If you're opening this Notebook on colab, you will probably need to install LlamaIndex 🦙.
%pip install llama-index-embeddings-huggingface
!pip install llama-index
from llama_index.embeddings.huggingface import HuggingFaceEmbedding
# loads https://huggingface.co/BAAI/bge-small-en-v1.5
embed_model = HuggingFaceEmbedding(model_name="BAAI/bge-small-en-v1.5")
embeddings = embed_model.get_text_embedding("Hello World!")
print(len(embeddings))
print(embeddings[:5])
384 [-0.003275700844824314, -0.011690810322761536, 0.041559211909770966, -0.03814814239740372, 0.024183044210076332]
Benchmarking¶
Let's try comparing using a classic large document -- the IPCC climate report, chapter 3.
!curl https://www.ipcc.ch/report/ar6/wg2/downloads/report/IPCC_AR6_WGII_Chapter03.pdf --output IPCC_AR6_WGII_Chapter03.pdf
% Total % Received % Xferd Average Speed Time Time Time Current Dload Upload Total Spent Left Speed 0 0 0 0 0 0 0 0 --:--:-- --:--:-- --:--:-- 0 100 20.7M 100 20.7M 0 0 69.6M 0 --:--:-- --:--:-- --:--:-- 70.0M
from llama_index.core import VectorStoreIndex, SimpleDirectoryReader
from llama_index.core import Settings
documents = SimpleDirectoryReader(
input_files=["IPCC_AR6_WGII_Chapter03.pdf"]
).load_data()
Base HuggingFace Embeddings¶
from llama_index.embeddings.huggingface import HuggingFaceEmbedding
# loads BAAI/bge-small-en-v1.5 with the default torch backend
embed_model = HuggingFaceEmbedding(
model_name="BAAI/bge-small-en-v1.5",
device="cpu",
embed_batch_size=8,
)
test_embeds = embed_model.get_text_embedding("Hello World!")
Settings.embed_model = embed_model
%%timeit -r 1 -n 1
index = VectorStoreIndex.from_documents(documents, show_progress=True)
Parsing nodes: 100%|██████████| 172/172 [00:00<00:00, 428.44it/s] Generating embeddings: 100%|██████████| 459/459 [00:19<00:00, 23.32it/s]
20.2 s ± 0 ns per loop (mean ± std. dev. of 1 run, 1 loop each)
ONNX Embeddings¶
# pip install sentence-transformers[onnx]
# loads BAAI/bge-small-en-v1.5 with the onnx backend
embed_model = HuggingFaceEmbedding(
model_name="BAAI/bge-small-en-v1.5",
device="cpu",
backend="onnx",
model_kwargs={
"provider": "CPUExecutionProvider"
}, # For ONNX, you can specify the provider, see https://sbert.net/docs/sentence_transformer/usage/efficiency.html
)
test_embeds = embed_model.get_text_embedding("Hello World!")
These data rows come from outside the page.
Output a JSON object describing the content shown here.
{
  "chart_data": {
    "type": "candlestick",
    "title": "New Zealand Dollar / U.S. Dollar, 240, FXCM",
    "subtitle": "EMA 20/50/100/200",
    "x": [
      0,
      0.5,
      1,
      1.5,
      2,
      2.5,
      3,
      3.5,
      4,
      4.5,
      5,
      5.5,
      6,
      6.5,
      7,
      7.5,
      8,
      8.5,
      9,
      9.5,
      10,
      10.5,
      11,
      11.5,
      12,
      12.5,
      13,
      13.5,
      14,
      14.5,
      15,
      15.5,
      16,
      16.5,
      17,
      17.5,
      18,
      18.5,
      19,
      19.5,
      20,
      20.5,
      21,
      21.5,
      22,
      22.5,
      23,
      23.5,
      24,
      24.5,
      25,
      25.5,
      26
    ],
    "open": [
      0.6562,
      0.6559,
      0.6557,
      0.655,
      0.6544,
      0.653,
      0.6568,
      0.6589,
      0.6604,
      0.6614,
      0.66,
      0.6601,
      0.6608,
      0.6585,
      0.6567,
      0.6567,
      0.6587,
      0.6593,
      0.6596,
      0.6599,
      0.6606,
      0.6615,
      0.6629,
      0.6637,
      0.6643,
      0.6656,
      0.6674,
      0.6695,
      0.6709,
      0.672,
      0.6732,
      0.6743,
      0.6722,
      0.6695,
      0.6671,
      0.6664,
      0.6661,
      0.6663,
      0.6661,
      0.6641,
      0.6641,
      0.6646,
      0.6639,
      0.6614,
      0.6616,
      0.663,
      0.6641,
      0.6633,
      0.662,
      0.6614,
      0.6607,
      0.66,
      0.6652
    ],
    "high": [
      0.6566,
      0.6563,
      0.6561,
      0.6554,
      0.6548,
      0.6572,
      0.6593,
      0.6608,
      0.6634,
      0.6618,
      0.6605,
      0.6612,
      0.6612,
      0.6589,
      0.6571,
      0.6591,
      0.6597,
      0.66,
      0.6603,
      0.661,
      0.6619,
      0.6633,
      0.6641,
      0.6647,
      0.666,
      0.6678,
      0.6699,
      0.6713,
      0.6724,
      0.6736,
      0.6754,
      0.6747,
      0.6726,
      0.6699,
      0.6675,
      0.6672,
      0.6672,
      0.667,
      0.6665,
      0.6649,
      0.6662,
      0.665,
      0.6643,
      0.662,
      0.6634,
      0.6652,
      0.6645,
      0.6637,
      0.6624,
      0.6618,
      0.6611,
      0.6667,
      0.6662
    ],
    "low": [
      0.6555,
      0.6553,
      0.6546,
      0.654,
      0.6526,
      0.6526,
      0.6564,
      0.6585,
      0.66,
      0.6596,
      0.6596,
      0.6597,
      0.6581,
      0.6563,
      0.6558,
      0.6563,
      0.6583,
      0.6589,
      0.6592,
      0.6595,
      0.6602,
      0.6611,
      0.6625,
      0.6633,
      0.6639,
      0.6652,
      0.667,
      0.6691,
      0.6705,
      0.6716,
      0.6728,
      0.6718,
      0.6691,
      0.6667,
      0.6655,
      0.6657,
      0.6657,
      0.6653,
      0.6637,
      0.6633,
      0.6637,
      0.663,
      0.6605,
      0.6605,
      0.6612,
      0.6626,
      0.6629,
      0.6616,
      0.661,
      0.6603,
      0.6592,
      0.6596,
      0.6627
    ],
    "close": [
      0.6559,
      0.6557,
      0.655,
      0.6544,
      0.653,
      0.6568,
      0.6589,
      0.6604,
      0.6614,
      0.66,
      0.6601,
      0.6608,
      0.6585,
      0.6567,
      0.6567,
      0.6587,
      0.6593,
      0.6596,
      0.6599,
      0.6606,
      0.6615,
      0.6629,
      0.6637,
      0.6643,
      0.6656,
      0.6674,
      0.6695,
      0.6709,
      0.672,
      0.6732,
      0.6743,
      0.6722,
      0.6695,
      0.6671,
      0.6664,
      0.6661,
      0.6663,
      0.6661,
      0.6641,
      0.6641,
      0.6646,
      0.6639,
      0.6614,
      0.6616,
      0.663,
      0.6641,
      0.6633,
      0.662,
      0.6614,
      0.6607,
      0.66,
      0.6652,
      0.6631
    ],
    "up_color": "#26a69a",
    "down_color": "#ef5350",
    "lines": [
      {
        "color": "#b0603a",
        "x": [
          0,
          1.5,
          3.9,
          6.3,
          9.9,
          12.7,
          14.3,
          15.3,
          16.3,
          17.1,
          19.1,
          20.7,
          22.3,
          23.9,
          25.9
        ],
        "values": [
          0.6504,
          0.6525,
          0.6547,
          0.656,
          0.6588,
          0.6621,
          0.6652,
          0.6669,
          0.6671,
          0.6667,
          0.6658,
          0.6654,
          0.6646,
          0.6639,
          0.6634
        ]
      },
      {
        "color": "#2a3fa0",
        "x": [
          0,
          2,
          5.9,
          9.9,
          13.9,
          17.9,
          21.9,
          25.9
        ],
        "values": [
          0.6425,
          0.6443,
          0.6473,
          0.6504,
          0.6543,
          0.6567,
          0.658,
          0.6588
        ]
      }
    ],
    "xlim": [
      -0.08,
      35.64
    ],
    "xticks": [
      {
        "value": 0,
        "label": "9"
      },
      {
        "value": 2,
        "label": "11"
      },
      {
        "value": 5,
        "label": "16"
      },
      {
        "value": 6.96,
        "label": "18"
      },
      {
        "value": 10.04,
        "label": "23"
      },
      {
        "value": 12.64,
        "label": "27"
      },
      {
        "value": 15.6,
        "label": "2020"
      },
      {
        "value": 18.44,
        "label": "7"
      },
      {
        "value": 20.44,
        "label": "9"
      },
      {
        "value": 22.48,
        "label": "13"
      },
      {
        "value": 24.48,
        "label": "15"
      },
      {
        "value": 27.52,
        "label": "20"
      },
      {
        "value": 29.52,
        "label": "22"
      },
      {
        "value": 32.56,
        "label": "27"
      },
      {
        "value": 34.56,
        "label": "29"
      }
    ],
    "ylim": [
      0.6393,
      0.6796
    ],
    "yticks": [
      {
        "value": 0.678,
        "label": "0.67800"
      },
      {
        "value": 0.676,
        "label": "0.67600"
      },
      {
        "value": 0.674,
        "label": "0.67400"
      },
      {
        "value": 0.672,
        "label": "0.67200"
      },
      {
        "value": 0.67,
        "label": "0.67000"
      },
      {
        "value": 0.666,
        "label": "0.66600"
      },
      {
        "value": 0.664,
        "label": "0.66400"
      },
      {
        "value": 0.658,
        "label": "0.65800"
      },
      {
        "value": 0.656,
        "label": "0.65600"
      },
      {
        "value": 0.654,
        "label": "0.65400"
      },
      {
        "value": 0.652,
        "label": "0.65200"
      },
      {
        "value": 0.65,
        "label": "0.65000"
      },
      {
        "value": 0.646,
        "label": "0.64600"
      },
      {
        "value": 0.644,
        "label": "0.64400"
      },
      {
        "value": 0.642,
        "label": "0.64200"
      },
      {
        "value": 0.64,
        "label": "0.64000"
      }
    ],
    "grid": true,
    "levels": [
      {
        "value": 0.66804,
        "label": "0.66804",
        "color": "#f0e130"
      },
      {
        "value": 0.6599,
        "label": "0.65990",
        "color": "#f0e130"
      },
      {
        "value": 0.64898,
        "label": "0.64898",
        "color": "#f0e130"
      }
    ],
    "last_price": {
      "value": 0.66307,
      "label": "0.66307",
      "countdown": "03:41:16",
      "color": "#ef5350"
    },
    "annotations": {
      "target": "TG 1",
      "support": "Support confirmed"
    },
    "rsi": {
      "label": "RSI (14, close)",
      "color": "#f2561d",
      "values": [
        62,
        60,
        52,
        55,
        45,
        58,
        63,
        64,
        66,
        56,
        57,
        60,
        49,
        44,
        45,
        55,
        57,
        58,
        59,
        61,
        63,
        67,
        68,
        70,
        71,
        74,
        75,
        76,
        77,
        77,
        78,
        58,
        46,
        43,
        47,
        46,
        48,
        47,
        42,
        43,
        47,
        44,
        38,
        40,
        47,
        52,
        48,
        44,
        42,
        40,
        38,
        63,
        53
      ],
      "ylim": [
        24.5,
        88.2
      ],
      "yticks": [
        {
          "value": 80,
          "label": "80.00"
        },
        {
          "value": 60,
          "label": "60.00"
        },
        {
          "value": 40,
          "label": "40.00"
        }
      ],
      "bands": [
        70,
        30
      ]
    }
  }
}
Settings.embed_model = embed_model
%%timeit -r 1 -n 1
index = VectorStoreIndex.from_documents(documents, show_progress=True)
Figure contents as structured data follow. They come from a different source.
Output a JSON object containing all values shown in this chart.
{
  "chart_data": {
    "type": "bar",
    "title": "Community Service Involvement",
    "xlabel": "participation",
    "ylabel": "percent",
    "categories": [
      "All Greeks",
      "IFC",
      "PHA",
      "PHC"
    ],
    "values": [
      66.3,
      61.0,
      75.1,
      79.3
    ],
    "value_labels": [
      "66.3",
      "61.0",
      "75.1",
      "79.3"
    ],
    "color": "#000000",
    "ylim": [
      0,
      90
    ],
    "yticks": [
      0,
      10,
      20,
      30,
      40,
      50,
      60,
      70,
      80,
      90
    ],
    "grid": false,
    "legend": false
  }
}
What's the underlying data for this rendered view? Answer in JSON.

Parsing nodes: 100%|██████████| 172/172 [00:00<00:00, 421.63it/s] Generating embeddings: 100%|██████████| 459/459 [00:31<00:00, 14.53it/s]
32.1 s ± 0 ns per loop (mean ± std. dev. of 1 run, 1 loop each)
OpenVINO Embeddings¶
# pip install sentence-transformers[openvino]
# loads BAAI/bge-small-en-v1.5 with the openvino backend
embed_model = HuggingFaceEmbedding(
model_name="BAAI/bge-small-en-v1.5",
device="cpu",
backend="openvino", # OpenVINO is very strong on CPUs
revision="refs/pr/16", # BAAI/bge-small-en-v1.5 itself doesn't have an OpenVINO model currently, but there's a PR with it that we can load: https://huggingface.co/BAAI/bge-small-en-v1.5/discussions/16
model_kwargs={
"file_name": "openvino_model_qint8_quantized.xml"
}, # If we're using an optimized/quantized model, we need to specify the file name like this
)
test_embeds = embed_model.get_text_embedding("Hello World!")
Settings.embed_model = embed_model
%%timeit -r 1 -n 1
index = VectorStoreIndex.from_documents(documents, show_progress=True)
Parsing nodes: 100%|██████████| 172/172 [00:00<00:00, 403.15it/s] Generating embeddings: 100%|██████████| 459/459 [00:08<00:00, 53.83it/s]
9.03 s ± 0 ns per loop (mean ± std. dev. of 1 run, 1 loop each)
References¶
- Local Embedding Models explains more about using local models like these.
- Sentence Transformers > Speeding up Inference contains extensive documentation on how to use the backend options effectively, including optimization and quantization for ONNX and OpenVINO.